Clavellina
y Juan de Amores.
Refrán
popular en Zapotlán
Era época
de Navidad y, como a todos los niños, nos habían “engañado” con la llegada del
Niño Dios y Santa Claus. Pero alguna vez —en mil novecientos sesenta y siete—, algo
nos decía que no, que no más no eran ellos quienes traían los regalos; pero
nuestros padres insistían en que sí, que nos fuéramos a dormir porque esa noche
traerían los obsequios y debíamos irnos a acostar porque ya era tarde.

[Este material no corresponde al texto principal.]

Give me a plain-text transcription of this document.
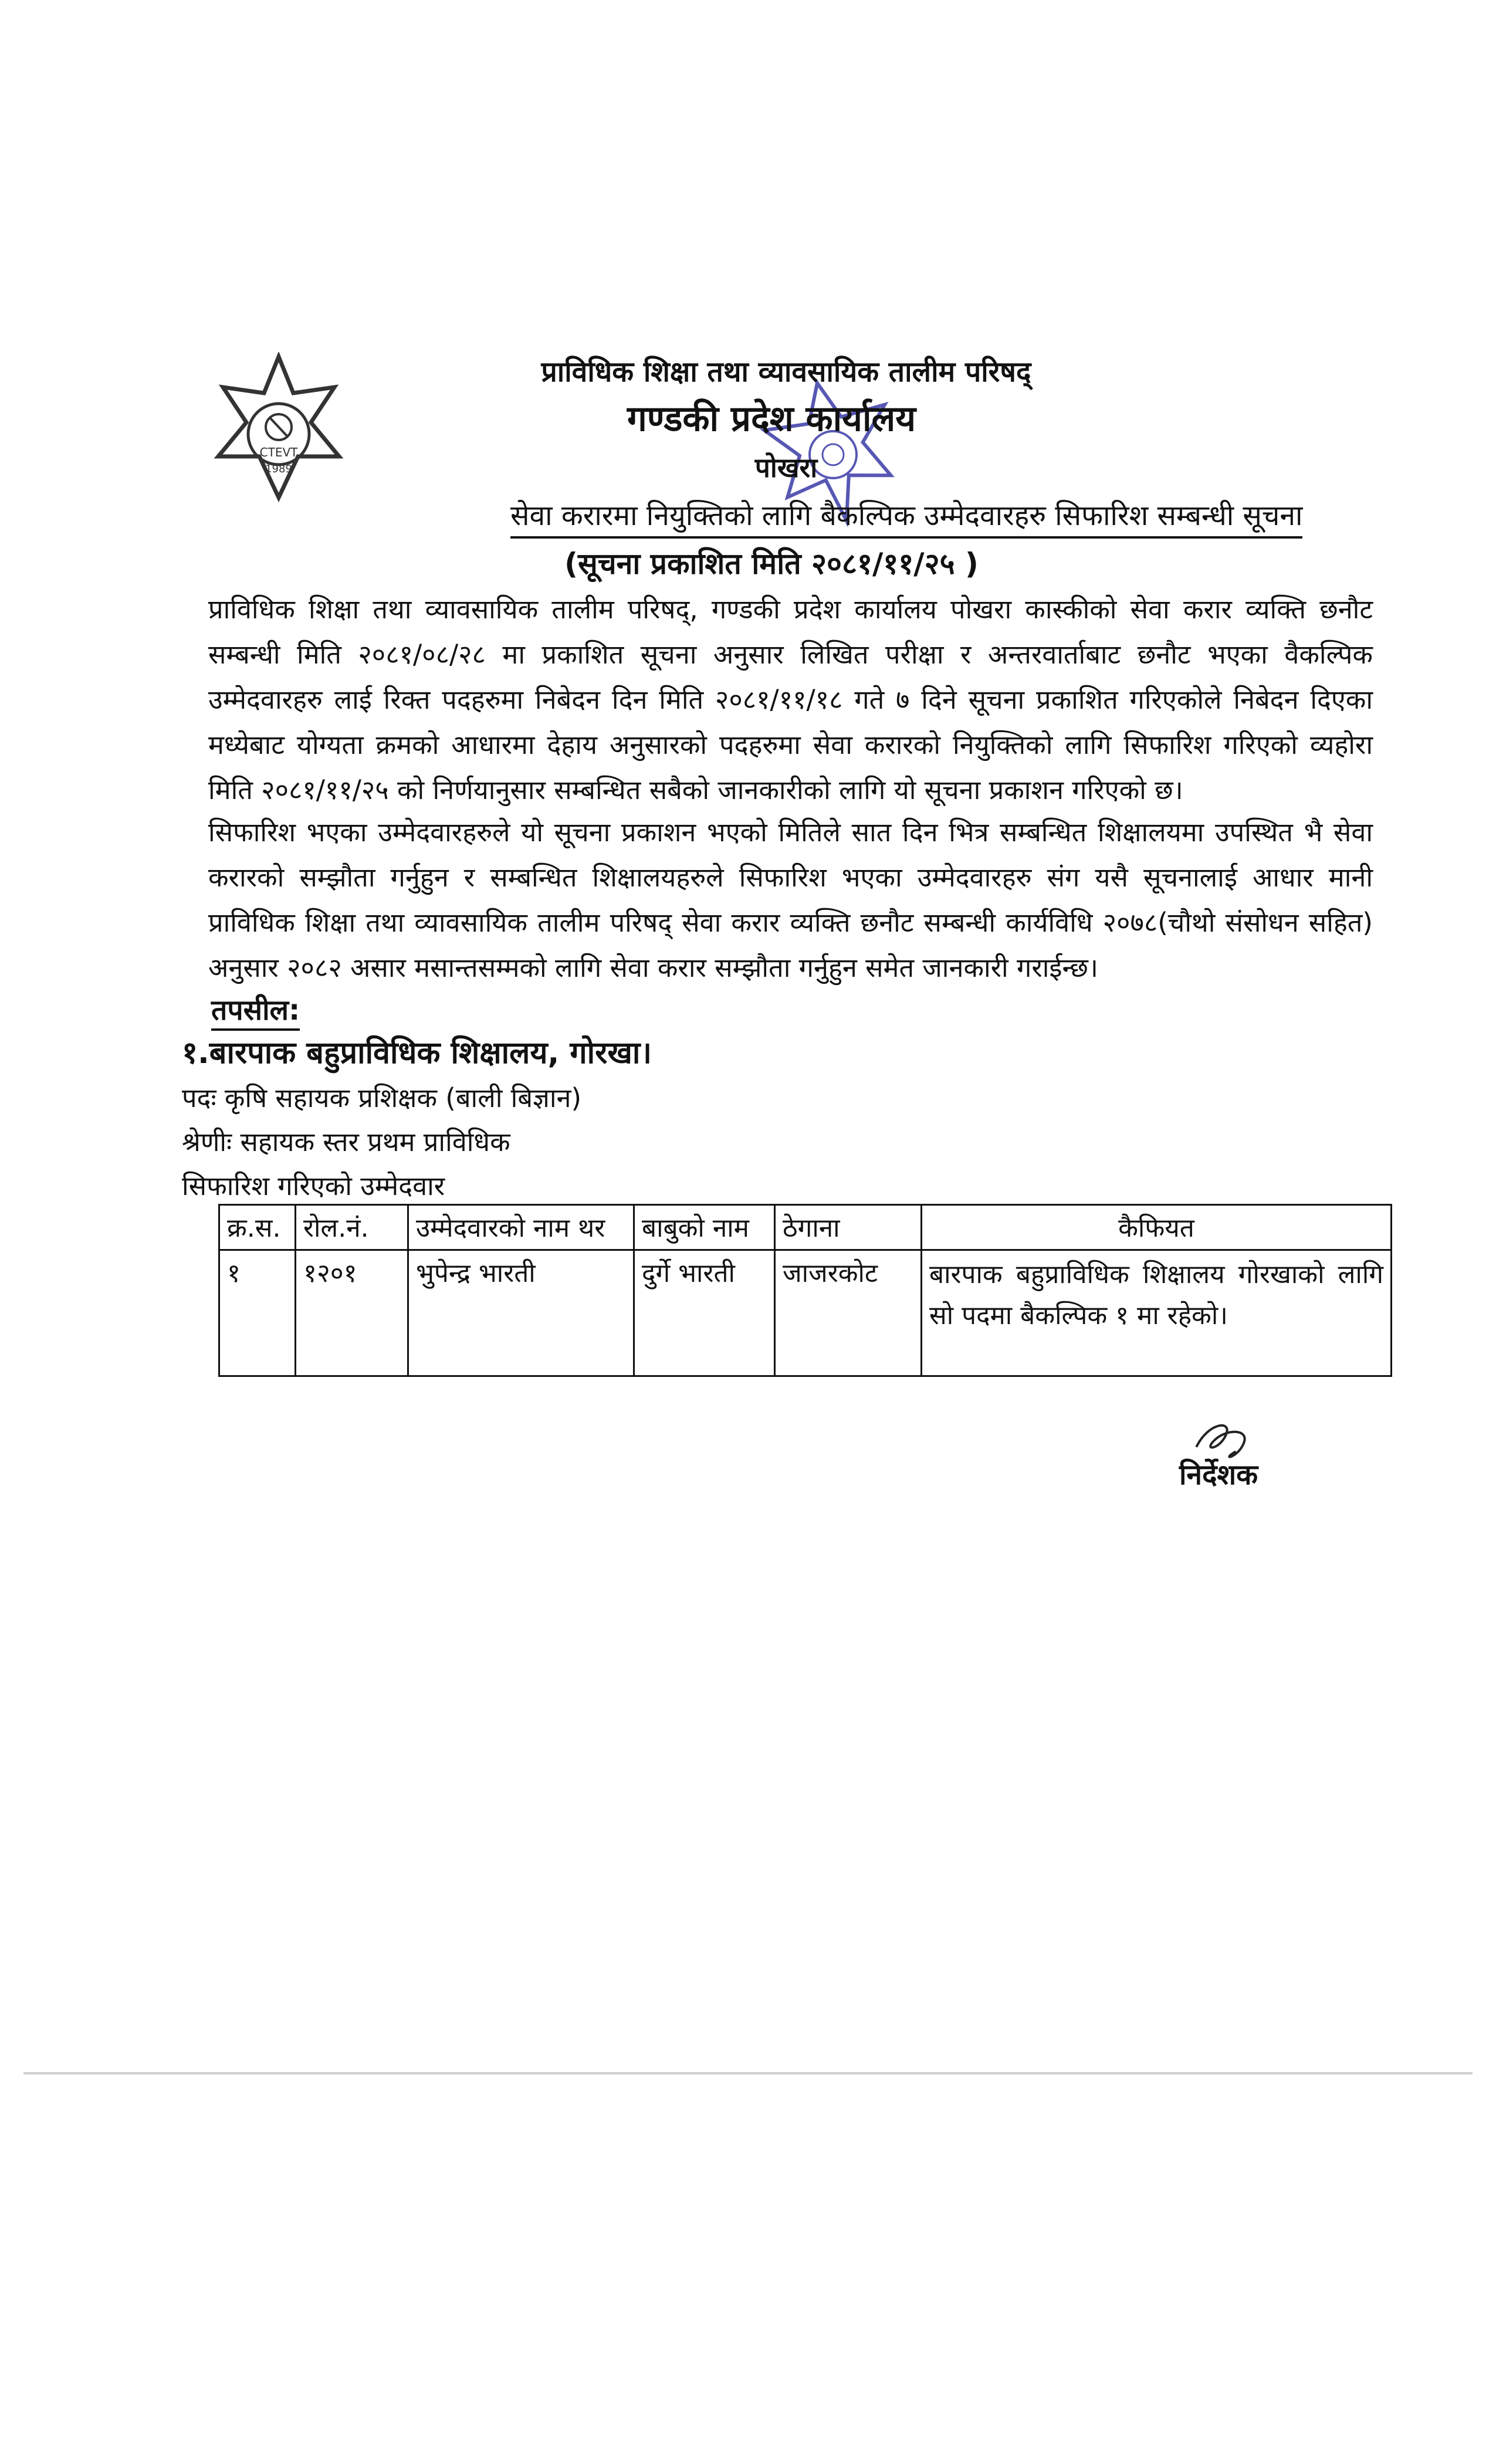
CTEVT
1989
प्राविधिक शिक्षा तथा व्यावसायिक तालीम परिषद्
गण्डकी प्रदेश कार्यालय
पोखरा
सेवा करारमा नियुक्तिको लागि बैकल्पिक उम्मेदवारहरु सिफारिश सम्बन्धी सूचना
(सूचना प्रकाशित मिति २०८१/११/२५ )

प्राविधिक शिक्षा तथा व्यावसायिक तालीम परिषद्, गण्डकी प्रदेश कार्यालय पोखरा कास्कीको सेवा करार व्यक्ति छनौट सम्बन्धी मिति २०८१/०८/२८ मा प्रकाशित सूचना अनुसार लिखित परीक्षा र अन्तरवार्ताबाट छनौट भएका वैकल्पिक उम्मेदवारहरु लाई रिक्त पदहरुमा निबेदन दिन मिति २०८१/११/१८ गते ७ दिने सूचना प्रकाशित गरिएकोले निबेदन दिएका मध्येबाट योग्यता क्रमको आधारमा देहाय अनुसारको पदहरुमा सेवा करारको नियुक्तिको लागि सिफारिश गरिएको व्यहोरा मिति २०८१/११/२५ को निर्णयानुसार सम्बन्धित सबैको जानकारीको लागि यो सूचना प्रकाशन गरिएको छ।

सिफारिश भएका उम्मेदवारहरुले यो सूचना प्रकाशन भएको मितिले सात दिन भित्र सम्बन्धित शिक्षालयमा उपस्थित भै सेवा करारको सम्झौता गर्नुहुन र सम्बन्धित शिक्षालयहरुले सिफारिश भएका उम्मेदवारहरु संग यसै सूचनालाई आधार मानी प्राविधिक शिक्षा तथा व्यावसायिक तालीम परिषद् सेवा करार व्यक्ति छनौट सम्बन्धी कार्यविधि २०७८(चौथो संसोधन सहित) अनुसार २०८२ असार मसान्तसम्मको लागि सेवा करार सम्झौता गर्नुहुन समेत जानकारी गराईन्छ।

तपसील:
१.बारपाक बहुप्राविधिक शिक्षालय, गोरखा।
पदः कृषि सहायक प्रशिक्षक (बाली बिज्ञान)
श्रेणीः सहायक स्तर प्रथम प्राविधिक
सिफारिश गरिएको उम्मेदवार
क्र.स.	रोल.नं.	उम्मेदवारको नाम थर	बाबुको नाम	ठेगाना	कैफियत
१	१२०१	भुपेन्द्र भारती	दुर्गे भारती	जाजरकोट	बारपाक बहुप्राविधिक शिक्षालय गोरखाको लागि सो पदमा बैकल्पिक १ मा रहेको।
निर्देशक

Entonces, mis hermanas y yo, nos fuimos a la cama a esperar. Y nos dormimos,
claro que sí, pero en nuestras mentes una especie de sueño colectivo nos atrajo
hacia la búsqueda de la “verdad”. Entonces, sin conciliar el sueño, escuchamos sus
cuchicheantes voces. Algo decían y paramos las orejas; pero no alcanzamos a
saber lo que decían. Vimos entonces que salían al corral. Y cerramos
aparentemente los ojos.
De
pronto el calor y la luz del fuego nos levantaron. Dormíamos y escuchamos los
gritos de los vecinos de la Cerrada de Cuauhtémoc, en el Barrio de Cristo Rey
—cerca de los tanques—, que gritaban “¡Auxilio!” y pedían a todos que
saliéramos de nuestras casas porque el expendio de Petróleo se incendiaba. Y
daba el caso que nosotros vivíamos en una casa contigua. Y salimos sólo para
ver que el Infierno estaba allí. El fuego se alzaba hasta las nubes y el humo
sofocaba nuestros pulmones. Vimos, en todo caso, la amenaza. La casa de al lado
ardía y la nuestra estaba a punto de prenderse. Ardía cada vez más. Los “tambos”—que
eran muchos— eran el combustible que lograba que esa noche se iluminara.
Salimos
y la calle estaba llena de gente. Sus gritos eran delirantes. Nosotros,
enmudecidos, no dijimos ni una palabra. Casi en cueros, como la mayoría de los
vecinos, éramos como ánimas del Purgatorio.
Salimos,
ya que no escuchamos nada, al corral. Vimos que en la barda que daba al
cominito que conducía hacia los tanques de agua, estaba una de las escaleras
más altas que tenía mi padre. Roja como era, llegaba hasta lo más alto, casi
alcanzaba las estrellas, porque era una noche estrellada. En el alto cielo
había estrellas, como aquellas que vimos una vez a las tres de la madrugada,
cuando fuimos despertados por nuestros padres para verlas ir de un lado del
cielo hacia otro: fugaces como eran, nos sorprendieron a más no poder. Yo me
recuerdo mirando el cielo sin entender. Aún no llegaba el saber de la ciencia a
mi vida. Entonces miré maravillado. El cielo se movía y las estrellas —que siempre
las creí fijas— cruzaban el firmamento de manera rapidísima.
Las
flores de la solitaria clavellina me recordaron esa noche de estrellas fugaces.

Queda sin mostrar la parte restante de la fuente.